Die Welt war für ihn größer geworden, als er das Laufen lernte. Sie maß etwa zwanzig Schritte in den Garten hinein und zehn seitwärts. Die Schritte der Erwachsenen natürlich. Für seine eigenen brauchte er wesentlich mehr. Und länger. Wenn er die Gartenlaube am Ende erreicht hatte, sah er sich ängstlich um, so weit weg war er. Er hatte mindestens drei Stürze dabei hinter sich. Er lag eine Weile reglos, hob dann den Kopf und wunderte sich, wie die Bäume aus solcher Sicht ganz anders aussahen. Eine Pfütze vom letzten Regen wurde weniger, wenn er mit beiden Händchen hineinplatschte. Weshalb sie aber dann plötzlich in seinem Gesicht war, erregte seinen Eifer auf neue Pfützen. Seine Beinchen hörten durch die täglichen Exkursionen auf, solche zu sein und bekamen kleine runde Waden. Manchmal kamen drei größere Wesen nach ihm sehen. Das gab ihm ein beruhigendes Gefühl, nicht allein zu sein. Das eine Wesen erinnerte ihn an etwas Weiches und zugleich Pralles, an sanfte Berührungen, die er sich immer wieder holte, indem er seine Ärmchen um den Hals des Wesens schlang. Das andere viel größere Wesen konnte sich zu ihm ins Gras legen und mit ihm balgen. Er schrie dabei ein glucksendes Lachen, und das große Wesen tat alles, um es immer wieder zu hören. Und das dritte viel kleinere und ihm deshalb sehr nahe Wesen trug ihn herum und spielte, was er natürlich nicht wissen konnte, Mutter und Kind mit ihm. Die Stimme seiner wahren Mutter war ihm schon vertraut seit dem ersten Tag, da er ihr in die Arme gelegt wurde. Er hörte auf sie wie auf eine Melodie. Nun erlernte er eine eigene.
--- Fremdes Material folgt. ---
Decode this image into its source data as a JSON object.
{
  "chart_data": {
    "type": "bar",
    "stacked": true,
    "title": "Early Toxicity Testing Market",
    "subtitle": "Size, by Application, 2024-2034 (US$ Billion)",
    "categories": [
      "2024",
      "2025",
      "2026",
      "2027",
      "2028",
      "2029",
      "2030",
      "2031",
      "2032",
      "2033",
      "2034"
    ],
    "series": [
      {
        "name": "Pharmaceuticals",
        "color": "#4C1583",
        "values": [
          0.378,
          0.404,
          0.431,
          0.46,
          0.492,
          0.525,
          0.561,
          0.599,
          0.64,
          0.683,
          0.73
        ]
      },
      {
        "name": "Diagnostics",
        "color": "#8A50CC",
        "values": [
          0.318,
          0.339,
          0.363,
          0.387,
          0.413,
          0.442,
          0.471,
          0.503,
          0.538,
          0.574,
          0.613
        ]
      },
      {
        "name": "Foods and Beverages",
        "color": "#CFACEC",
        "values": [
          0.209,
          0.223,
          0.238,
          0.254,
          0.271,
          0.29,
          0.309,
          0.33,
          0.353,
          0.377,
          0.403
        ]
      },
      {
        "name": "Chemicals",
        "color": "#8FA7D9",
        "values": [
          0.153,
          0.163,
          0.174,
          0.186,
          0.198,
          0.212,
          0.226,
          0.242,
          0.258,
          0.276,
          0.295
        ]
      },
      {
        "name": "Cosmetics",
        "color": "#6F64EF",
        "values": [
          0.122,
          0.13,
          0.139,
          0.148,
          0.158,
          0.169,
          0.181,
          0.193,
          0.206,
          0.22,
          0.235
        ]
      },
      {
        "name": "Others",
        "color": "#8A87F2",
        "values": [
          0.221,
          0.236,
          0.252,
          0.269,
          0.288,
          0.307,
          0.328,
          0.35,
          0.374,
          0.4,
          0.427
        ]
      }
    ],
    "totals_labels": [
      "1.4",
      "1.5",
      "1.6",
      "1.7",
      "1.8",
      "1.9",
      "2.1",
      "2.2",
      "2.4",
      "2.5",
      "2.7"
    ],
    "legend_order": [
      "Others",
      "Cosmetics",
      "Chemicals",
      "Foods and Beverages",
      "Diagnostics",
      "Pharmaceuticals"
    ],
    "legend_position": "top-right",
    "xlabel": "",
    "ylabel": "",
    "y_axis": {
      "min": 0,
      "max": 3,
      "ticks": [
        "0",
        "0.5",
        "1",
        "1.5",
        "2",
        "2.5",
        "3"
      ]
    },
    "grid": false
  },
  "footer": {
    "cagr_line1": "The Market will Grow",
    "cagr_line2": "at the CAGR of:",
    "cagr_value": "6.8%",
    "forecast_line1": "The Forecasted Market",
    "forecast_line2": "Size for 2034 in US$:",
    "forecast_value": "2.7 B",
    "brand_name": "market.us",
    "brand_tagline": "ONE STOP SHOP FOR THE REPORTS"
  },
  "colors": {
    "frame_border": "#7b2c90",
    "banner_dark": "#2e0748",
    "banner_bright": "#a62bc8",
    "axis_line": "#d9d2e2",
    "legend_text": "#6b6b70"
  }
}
„Sag mal Mama – Ma-maa! Und Papa – Papaa!“, hieß seine erste Lehrstunde. Als er es brachte, bejubelte ihn die vertraute Stimme und belohnte ihn mit Liebkosungen. Bei „Papaa“ wurde er von diesem hoch gehoben und freudig in die Höhe geschwenkt. Er begriff, mit solchen Worten konnte er etwas erreichen. Als er zu dem dritten und kleineren Wesen Jeanette sagen sollte, gelang ihm das nicht. Aber bald hatte er ein eigenes Wort dafür gefunden. Er rief sie Nanni. Seine erste Erfindung! Aber er war noch weit davon entfernt, Worte zu erfinden, mit denen er bedrohen und belügen konnte.